Been lookin at all the programs mentioned here so pretty dizzy in the brain. I can't recall if any one of them told you how many stones were need total or by color. The two were are sitting on the fence on is Funtime Rhinestone deluxe and the rstone macro. 
Do they do that ?

Thanks
Mark


----------



## Mistewoods (Jul 7, 2007)

Just finished watching the rstone video and it appears to give you the stone count by color.

Steve


----------



## DivineBling (Sep 14, 2010)

It sounds like you're asking about stone count after you've stoned a design, right, Mark?

If so, then yes, both programs will give you stone count. If you already have Corel and are familiar with the features in it and can cut from it to your cutter, I would suggest getting the rStones macro over Funtime.


----------



## freebird1963 (Jan 21, 2007)

Mistewoods said:


> Just finished watching the rstone video and it appears to give you the stone count by color.
> 
> Steve


Which vidoe did you see that at in ? I didn't see it on them.


----------



## freebird1963 (Jan 21, 2007)

DivineBling said:


> It sounds like you're asking about stone count after you've stoned a design, right, Mark?
> 
> If so, then yes, both programs will give you stone count. If you already have Corel and are familiar with the features in it and can cut from it to your cutter, I would suggest getting the rStones macro over Funtime.


Yes. When you create a design and need to make sure you have enough stones to brush in or to figure your cost.

Yes use Corel. I watched the rstone videos last nite again and pretty sure that rstones is the way to go but not to rehash the old licensing thread just not sure how I feel about that.

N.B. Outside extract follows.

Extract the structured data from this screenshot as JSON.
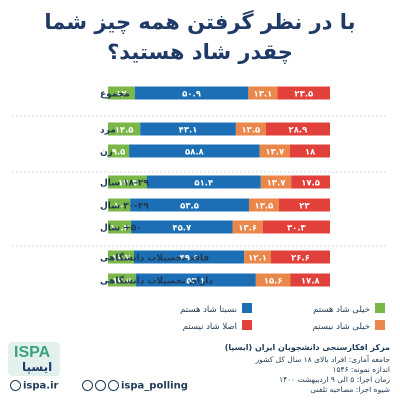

But if thats the way I go will have to get over it.

Thanks


----------



## TheDecalWorld (Jan 18, 2009)

The program we use Stone Cut pro gives you a stone count for all colors and layers very easily. I think most programs out there now do. Just check out all the fetures and find out what's going to work best for you and your budget. Good luck and have fun!


----------



## Mistewoods (Jul 7, 2007)

freebird1963 said:


> Which vidoe did you see that at in ? I didn't see it on them.


I don't remember which video but on their site in the section on cost calculator it shows the stone count.

Steve


----------



## sjidohair (Apr 9, 2008)

Mark,

Just make sure whatever program you get, your cutter will interface with it.

You can also take your design into Sign blazer a free program or Corel and see stone count as well,, if ever needed

Have fun and we will be here to help. 

Sandy Jo


----------